In January, 2010, an optimistic Mr. Ron Holland was hired as the new manager of the City of Wetaskiwin economic development department. There would be lots of ideas and a vision on how to grow the City of Wetaskiwin, economically with the intent being to reduce the tax burden on residents and businesses.
As described in the link, https://en.wikipedia.org/wiki/Economic_development, “Economic development is the sustained, concerted actions of policy makers and communities that promote the standard of living and economic health of a specific area. Economic development can also be referred to as the quantitative and qualitative changes in the economy.”
The new council, mayor and administration at that time were expecting some noteworthy growth and development. “The momentum of the two major construction projects on Wetaskiwin’s east-side, the start of the regional aquatics and fitness centre (Manluk Centre) and the Main Street revitalization program will help attract even more investment in our community.” This was one of the arguments put forward by the city for funding these two major projects.
The anticipated growth and development hasn’t happened. As reported by the city, “The most recent census data for the City of Wetaskiwin is from the 2011 Federal Census showing the City with a population of 12,525. This represents a reported increase of 1 per cent per year since 2011”.
On June 15, Holland once again sat in front of council to present the Economic Development Action Plan, 2015 – 2018. The new plan is different. It has some stated some pretty ambitious goals and quantifiable actions: retail openings will increase by 10 in 2015, 15 in 2015 and 25 in 2017 for a total of 50 new retail outlets. And new retail developments will increase by 1 in 2015, 2 in 2016 and 2 in 2017 for a total of five new retail developments by 2017.
What is missing in the plan are specific dollar amounts attached to each action and what might be expected as a return-on- investment. Simply, are all the actions proposed in the plan financially feasible within the economic development budget? Checking the City of Wetaskiwin report for 2014, it shows the economic development budget was $434,128. It also shows revenue to be $127,925 leaving a net operating cost of $306,203 each year. This does not include many other expenses borne by the city such as communications, advertising, marketing, displays and other special events.

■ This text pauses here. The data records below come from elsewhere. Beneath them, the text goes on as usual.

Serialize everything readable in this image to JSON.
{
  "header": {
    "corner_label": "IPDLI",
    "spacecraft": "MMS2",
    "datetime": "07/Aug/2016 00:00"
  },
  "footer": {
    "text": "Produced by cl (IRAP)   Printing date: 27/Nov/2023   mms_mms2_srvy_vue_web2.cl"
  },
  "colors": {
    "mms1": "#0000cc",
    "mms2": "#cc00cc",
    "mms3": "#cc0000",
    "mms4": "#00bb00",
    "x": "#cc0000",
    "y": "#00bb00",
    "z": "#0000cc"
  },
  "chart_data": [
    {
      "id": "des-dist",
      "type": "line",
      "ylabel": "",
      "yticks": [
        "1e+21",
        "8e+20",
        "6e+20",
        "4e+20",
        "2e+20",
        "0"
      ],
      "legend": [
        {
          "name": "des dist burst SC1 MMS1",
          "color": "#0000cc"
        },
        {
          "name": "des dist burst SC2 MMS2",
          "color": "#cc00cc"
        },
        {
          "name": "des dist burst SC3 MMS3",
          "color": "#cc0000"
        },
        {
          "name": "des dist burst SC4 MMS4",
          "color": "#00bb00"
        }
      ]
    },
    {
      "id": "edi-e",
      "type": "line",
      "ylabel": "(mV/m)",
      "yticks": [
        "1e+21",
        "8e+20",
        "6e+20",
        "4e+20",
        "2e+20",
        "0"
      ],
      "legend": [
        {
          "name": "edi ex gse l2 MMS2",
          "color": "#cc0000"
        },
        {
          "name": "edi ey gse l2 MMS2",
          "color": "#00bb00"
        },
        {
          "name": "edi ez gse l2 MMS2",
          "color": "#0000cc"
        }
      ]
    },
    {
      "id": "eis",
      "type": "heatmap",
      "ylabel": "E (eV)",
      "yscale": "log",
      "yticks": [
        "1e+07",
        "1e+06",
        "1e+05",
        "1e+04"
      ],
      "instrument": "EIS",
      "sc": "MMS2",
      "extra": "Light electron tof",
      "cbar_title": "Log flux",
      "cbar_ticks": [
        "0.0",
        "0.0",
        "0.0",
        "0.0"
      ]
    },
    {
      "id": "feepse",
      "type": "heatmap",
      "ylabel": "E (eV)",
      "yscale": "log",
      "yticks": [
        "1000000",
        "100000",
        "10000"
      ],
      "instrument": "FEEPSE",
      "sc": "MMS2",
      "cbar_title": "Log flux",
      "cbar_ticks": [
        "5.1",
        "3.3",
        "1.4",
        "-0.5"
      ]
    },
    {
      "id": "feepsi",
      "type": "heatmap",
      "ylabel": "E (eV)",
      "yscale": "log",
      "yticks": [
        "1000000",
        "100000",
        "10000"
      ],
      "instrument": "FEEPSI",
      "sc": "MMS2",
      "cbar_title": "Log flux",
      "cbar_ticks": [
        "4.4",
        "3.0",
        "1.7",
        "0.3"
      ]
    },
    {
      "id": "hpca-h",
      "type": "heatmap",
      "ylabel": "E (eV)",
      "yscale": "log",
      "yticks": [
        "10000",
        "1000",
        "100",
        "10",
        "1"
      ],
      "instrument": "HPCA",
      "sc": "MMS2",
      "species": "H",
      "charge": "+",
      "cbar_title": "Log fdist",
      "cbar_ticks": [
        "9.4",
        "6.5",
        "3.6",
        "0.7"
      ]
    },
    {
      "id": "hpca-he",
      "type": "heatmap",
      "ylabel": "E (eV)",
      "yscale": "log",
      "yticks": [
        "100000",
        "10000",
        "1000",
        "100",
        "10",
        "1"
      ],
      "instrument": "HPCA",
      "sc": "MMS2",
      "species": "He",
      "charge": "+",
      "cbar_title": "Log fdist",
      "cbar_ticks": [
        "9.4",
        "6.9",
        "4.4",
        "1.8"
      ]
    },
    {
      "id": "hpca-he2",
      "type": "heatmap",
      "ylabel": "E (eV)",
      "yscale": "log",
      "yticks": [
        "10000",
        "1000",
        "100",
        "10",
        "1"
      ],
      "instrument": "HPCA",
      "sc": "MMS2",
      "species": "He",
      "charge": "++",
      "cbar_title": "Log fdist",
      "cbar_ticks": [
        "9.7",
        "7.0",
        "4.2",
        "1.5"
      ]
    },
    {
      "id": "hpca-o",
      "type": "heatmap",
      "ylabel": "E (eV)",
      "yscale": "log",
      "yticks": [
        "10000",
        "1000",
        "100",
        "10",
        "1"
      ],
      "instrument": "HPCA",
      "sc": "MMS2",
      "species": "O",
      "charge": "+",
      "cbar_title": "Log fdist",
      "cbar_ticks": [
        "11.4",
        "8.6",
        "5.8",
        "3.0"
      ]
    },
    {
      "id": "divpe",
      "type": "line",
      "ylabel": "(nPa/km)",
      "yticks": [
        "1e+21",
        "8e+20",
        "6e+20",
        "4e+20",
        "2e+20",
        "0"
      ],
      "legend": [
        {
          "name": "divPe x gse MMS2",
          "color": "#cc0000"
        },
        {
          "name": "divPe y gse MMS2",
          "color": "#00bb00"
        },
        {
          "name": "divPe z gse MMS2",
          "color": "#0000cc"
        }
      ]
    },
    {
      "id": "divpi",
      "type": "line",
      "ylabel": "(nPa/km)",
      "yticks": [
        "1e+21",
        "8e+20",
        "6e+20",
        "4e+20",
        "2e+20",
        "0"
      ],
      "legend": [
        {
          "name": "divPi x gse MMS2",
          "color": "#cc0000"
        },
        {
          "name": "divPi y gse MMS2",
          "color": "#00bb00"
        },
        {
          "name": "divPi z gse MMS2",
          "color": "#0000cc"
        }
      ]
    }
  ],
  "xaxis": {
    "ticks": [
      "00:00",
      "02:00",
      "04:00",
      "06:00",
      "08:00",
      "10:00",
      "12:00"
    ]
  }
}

The plan has a focus. “It has been developed with the goal of achieving balanced growth in all industry sectors. However, special attention will be given to the newly developed South East Industrial Park and a continued focus will be directed towards resolving our on-going challenges in the retail area.”
Surveys have proven lack of retail has been an ongoing challenge for Wetaskiwin. In 2012, Wetaskiwin city council commissioned the Mustel Group of Vancouver, BC to undertake an analysis of the retail shopping patterns of Wetaskiwin-region consumers. Shocking results revealed that eight out of every 10 Wetaskiwin residents shop outside the City of Wetaskiwin on a monthly basis.
The 2015-18 City of Wetaskiwin Economic Development Plan suggests it will address this issue. “The Retail Development Program will continue the initiative of promoting the retail opportunities in our community.” The plan also states, “For the past several years, the Economic Development Department has attended both the Canadian and western Canadian conference/trade show events which are organized by the International Council of Shopping Centers. We will continue to work with the local owners of retail properties to assist them in their leasing programs, ensuring that prospective retailers and shopping centre developers are aware of the Retail Opportunity Study.” Holland olHand Mayor Bill Elliot will be attending the 2015 International Council of Shopping Centers Canadian Convention in Toronto, October 4 to 7.
In the meantime the city has been forced to raise taxes and user fees and borrow money to operate the city. Unfortunately property taxes and utility increases are not tied to one’s ability to pay. And if the community economy stays stagnant, this is out of the control of ratepayers.
The approved City of Wetaskiwin 2015 municipal budget calls for a tax increase of 4 per cent to fund municipal operations and capital expenditures and a 2.5 per cent dedicated infrastructure improvement charge for a total increase of 6.5 per cent. Utility fees are scheduled to rise by 5 per cent. Budget 2015 also includes a new environmental levy of $10 per month, which will assist in meeting the environmental regulations for the closure and post-closure costs associated with the city landfill.
Other goals presented by Holland in the economic development plan include marketing all serviced industrial land sites which are ready for project development and attracting a major industrial developer who would create a major industrial; marketing all retail locations in our community and facilitating the development of vacant retail land within the city. Also included is growth in the residential (housing starts) and commercial (hotel rooms and office space) and to continue the Business Visitation program.